4.23.2012

Call Me Maybe

There is so much out there right now telling us what a relationsihp should look like... and today I had a friend ask me about what a good relationship really should be. Well... I wasn't planning on writing as much as I did. But in the end I thought I would share my thoughts.

Oh and please keep in mind... this is in my internet chat speak, and I didn't really take the time to clean it up much so... Here Goes!

So... To the Curious Single Person Who Wants to Know What I Have to Say:

And I Quote:

well.... i am not sure if you mean what makes it a "godly relationship" or i fyou mean what makes it a "god ordained relatinoship", because those are two different things

the second suggests that god planned 2 people specifically for each other and orchestrated their lives in such a way that they were brought together by what might appear to be fate

the first, which is what i am assuming you might have meant, simply requests what takes a relationship to the next level, beyond the friendship/lover characteristics

and in this case, the answer is simple, God, being the center of both lives, becomes the center of that relationship

Now granted this obviously needs to be explained, because the center of a relationship? what does that even mean

ok, so there are two analogies, (and i apologize if im breaking this down too much, im not trying to insult your intelligence, i just felt the need to start with the basics) the first analogy is two people standing on opposite sides of a circle, and they are both looking in

this is to take the center of the relationship more literally, to see or get to the other person, they must look "through" God, they must first find God before they can find each other

the second analogy is similar, consider a 3 cord braided rope

the first cord being man, the second being woman, and the third being God, he is intricately involved with each, never leaves either's side, and is also constantly holding the other two together, two cords twisted together simply unwind, but the third cord creates a bond that cannot be easily broken

ok, so now set the analogies aside, we get the conepts, but what does thsi look like day to day? there can be so many examples

but here is a list of some of my first thoughts

I. Praying together
II. Encouraging each other
III. Supporting each other
IV. Providing for each other
V. Acting out of grace and forgiveness instead of hurt
VI. Sharing with each other what God has revealed to each
VII. Trust
VIII. Respect

Some of these things don't sound super spiritual, and honestly the list could go on and on, but that's the point, if we act out of love, the kind of unconditional love that was first offered to us by Christ, then we are emulating Christ in our relationship.

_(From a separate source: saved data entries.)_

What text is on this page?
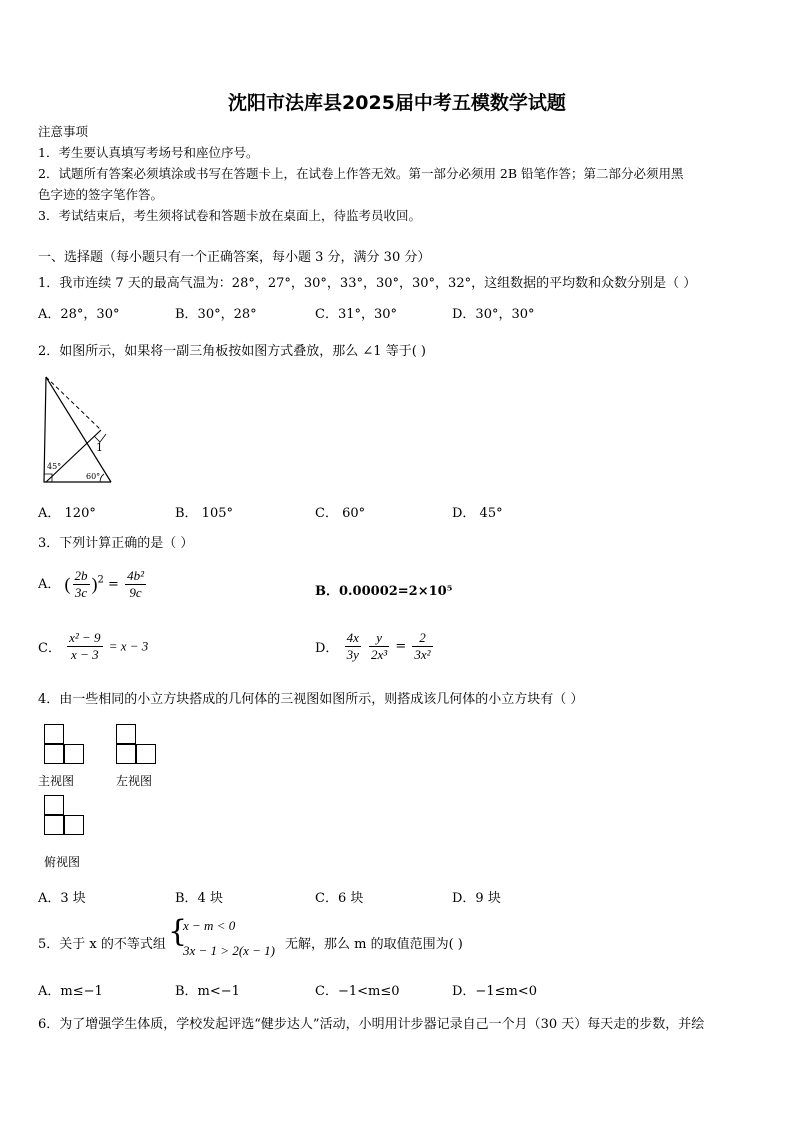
沈阳市法库县2025届中考五模数学试题
注意事项
1．考生要认真填写考场号和座位序号。
2．试题所有答案必须填涂或书写在答题卡上，在试卷上作答无效。第一部分必须用 2B 铅笔作答；第二部分必须用黑
色字迹的签字笔作答。
3．考试结束后，考生须将试卷和答题卡放在桌面上，待监考员收回。
一、选择题（每小题只有一个正确答案，每小题 3 分，满分 30 分）
1．我市连续 7 天的最高气温为：28°，27°，30°，33°，30°，30°，32°，这组数据的平均数和众数分别是（ ）
A．28°，30°	B．30°，28°	C．31°，30°	D．30°，30°
2．如图所示，如果将一副三角板按如图方式叠放，那么 ∠1 等于( )
1
45°
60°
A． 120°	B． 105°	C． 60°	D． 45°
3．下列计算正确的是（ ）
A． ( $\frac{2b}{3c} )^2 = \frac{\text{4b²}}{9c}$	B．0.00002=2×10⁵
C． $\frac{\text{x² − 9}}{x - 3} = x - 3$	D． $\frac{4x}{3y}$
$\frac{y}{\text{2x³}} = \frac{2}{\text{3x²}}$
4．由一些相同的小立方块搭成的几何体的三视图如图所示，则搭成该几何体的小立方块有（ ）
主视图	左视图
俯视图
A．3 块	B．4 块	C．6 块	D．9 块
5．关于 x 的不等式组 {
x − m < 0
3x − 1 > 2(x − 1) 无解，那么 m 的取值范围为( )
A．m≤−1	B．m<−1	C．−1<m≤0	D．−1≤m<0
6．为了增强学生体质，学校发起评选“健步达人”活动，小明用计步器记录自己一个月（30 天）每天走的步数，并绘
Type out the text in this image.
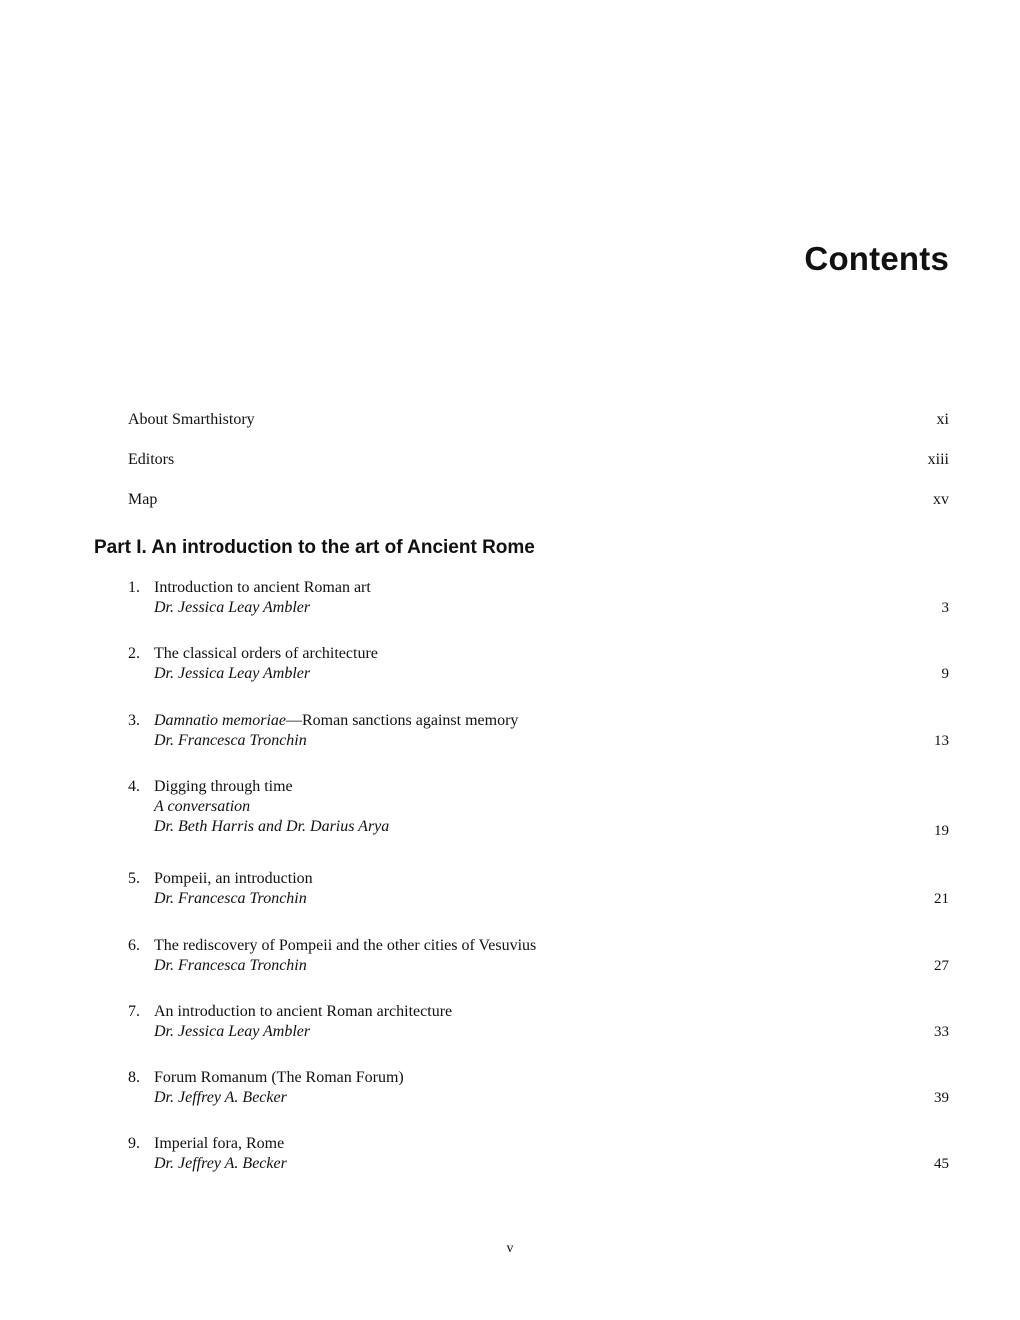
Contents
About Smarthistory	xi
Editors	xiii
Map	xv
Part I. An introduction to the art of Ancient Rome
1. Introduction to ancient Roman art
Dr. Jessica Leay Ambler	3
2. The classical orders of architecture
Dr. Jessica Leay Ambler	9
3. Damnatio memoriae—Roman sanctions against memory
Dr. Francesca Tronchin	13
4. Digging through time
A conversation
Dr. Beth Harris and Dr. Darius Arya	19
5. Pompeii, an introduction
Dr. Francesca Tronchin	21
6. The rediscovery of Pompeii and the other cities of Vesuvius
Dr. Francesca Tronchin	27
7. An introduction to ancient Roman architecture
Dr. Jessica Leay Ambler	33
8. Forum Romanum (The Roman Forum)
Dr. Jeffrey A. Becker	39
9. Imperial fora, Rome
Dr. Jeffrey A. Becker	45
v
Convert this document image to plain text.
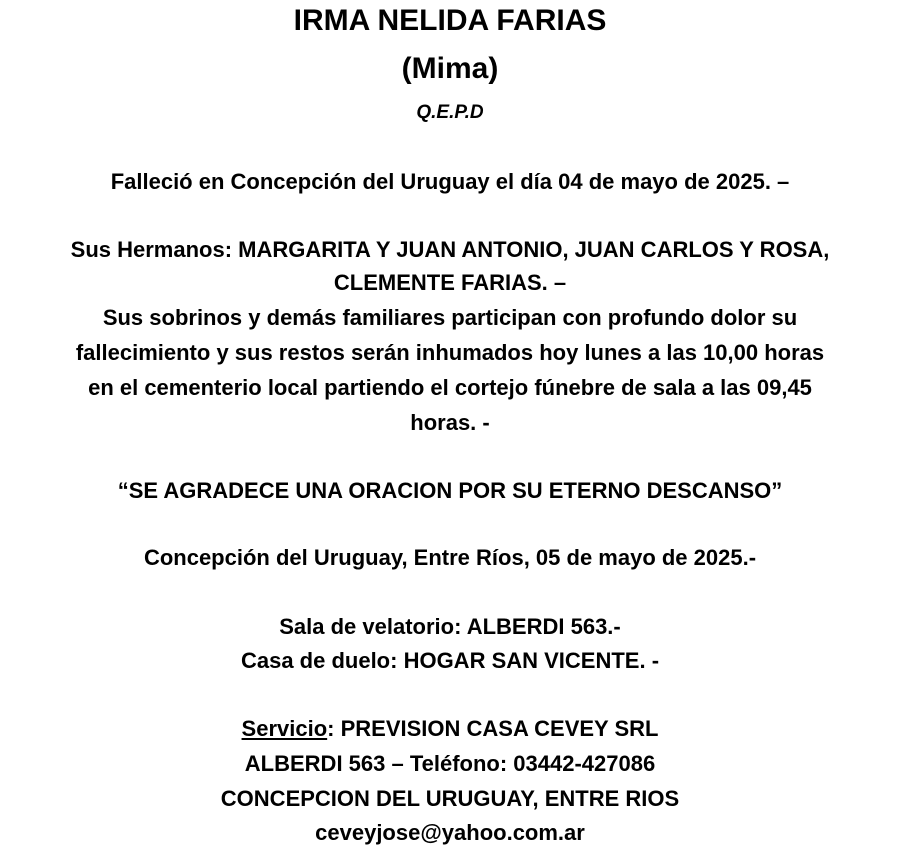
IRMA NELIDA FARIAS
(Mima)
Q.E.P.D
Falleció en Concepción del Uruguay el día 04 de mayo de 2025. –
Sus Hermanos: MARGARITA Y JUAN ANTONIO, JUAN CARLOS Y ROSA,
CLEMENTE FARIAS. –
Sus sobrinos y demás familiares participan con profundo dolor su
fallecimiento y sus restos serán inhumados hoy lunes a las 10,00 horas
en el cementerio local partiendo el cortejo fúnebre de sala a las 09,45
horas. -
“SE AGRADECE UNA ORACION POR SU ETERNO DESCANSO”
Concepción del Uruguay, Entre Ríos, 05 de mayo de 2025.-
Sala de velatorio: ALBERDI 563.-
Casa de duelo: HOGAR SAN VICENTE. -
Servicio: PREVISION CASA CEVEY SRL
ALBERDI 563 – Teléfono: 03442-427086
CONCEPCION DEL URUGUAY, ENTRE RIOS
ceveyjose@yahoo.com.ar
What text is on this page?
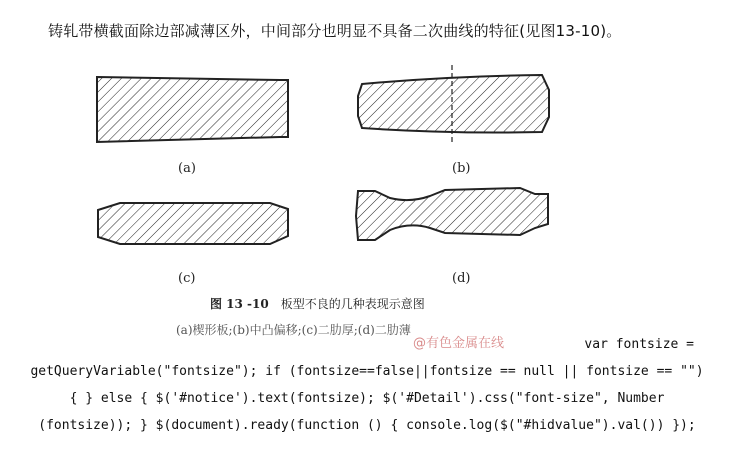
铸轧带横截面除边部减薄区外，中间部分也明显不具备二次曲线的特征(见图13-10)。
(a)	(b)
(c)	(d)
图 13 -10 板型不良的几种表现示意图
(a)楔形板;(b)中凸偏移;(c)二肋厚;(d)二肋薄
var fontsize =
getQueryVariable("fontsize"); if (fontsize==false||fontsize == null || fontsize == "")
{ } else { $('#notice').text(fontsize); $('#Detail').css("font-size", Number
(fontsize)); } $(document).ready(function () { console.log($("#hidvalue").val()) });
@有色金属在线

It doesn't always mean carrying your bible together and "oops" we forgot to pray for the meal!" it means, live in love as God has loved

When we act out of greed, pain, pride, arrogance, selfishness, judgements, or anyother sinful cause, then we act against God, and against our spouse who has become a part of us

I will say that a little differently
When we sin against God, we commit a travesty against our selves, and now since two have become one, even if our spouse does not know our sin, we have still sinned against them
A godly relationship, forgives, repents, and moves forward, accepts consequences, and simply loves unconditionally

End Quote

And a few things on the practical side:

Start 2nd Quote:

well i think what i sent before what the important stuff
after that everything is secondary
but it helps to have like mindedness in how you interpret and live the bible
to enjoy some of the same hobbies
but give each other room to be yourself
you dont have to do everything together
you dont have to like everything the same
you do not have to wear matching shirts... if you get my drift :-D
but... your priorities should be discussed, and agreed upon
make each other laugh
offer a hug when you know words arent going to be enough
play a game just to spend time together
go for a walk
have friends and family over
dont be afraid of the deeper issues
sooner or later, if you dont master them, they will consume you
dont be desparate, for a new relationship, it is better to give each other an honest chance
and an honest chance does not mean assuming the other person is the one, it means taking the time to find out who they are
where do they come from
how did they become this person
where are they going?
what makes them passionate and what are their dreams
how do they handle money?
how do they handle kids?
how do they handle it when you get into a fight?
do they take the time to tell you something sweet just because they knwo it will make you smile?
are they willing to sacrifice? are they willing to comprimise?
i mean, this is a list that goes forever
honesty is so important

it takes a long time to fall in lvoe with someone
and when that happends
you spend the rest of your life discovering everything else you didnt already know
everythign that amazes you, surprises you, and even hurts you
we make alot of assumptions about people
especially when we think they are what we want
then we suddenly assume they have it all
thats not fair
relationships take tine
they take effort
they take endurance and patience
you have to be consistent
dont waffle
in love one day and out the next
your love is not based on today
it is based on forever
so... i guess htats it
now whree is my knight on a white horse?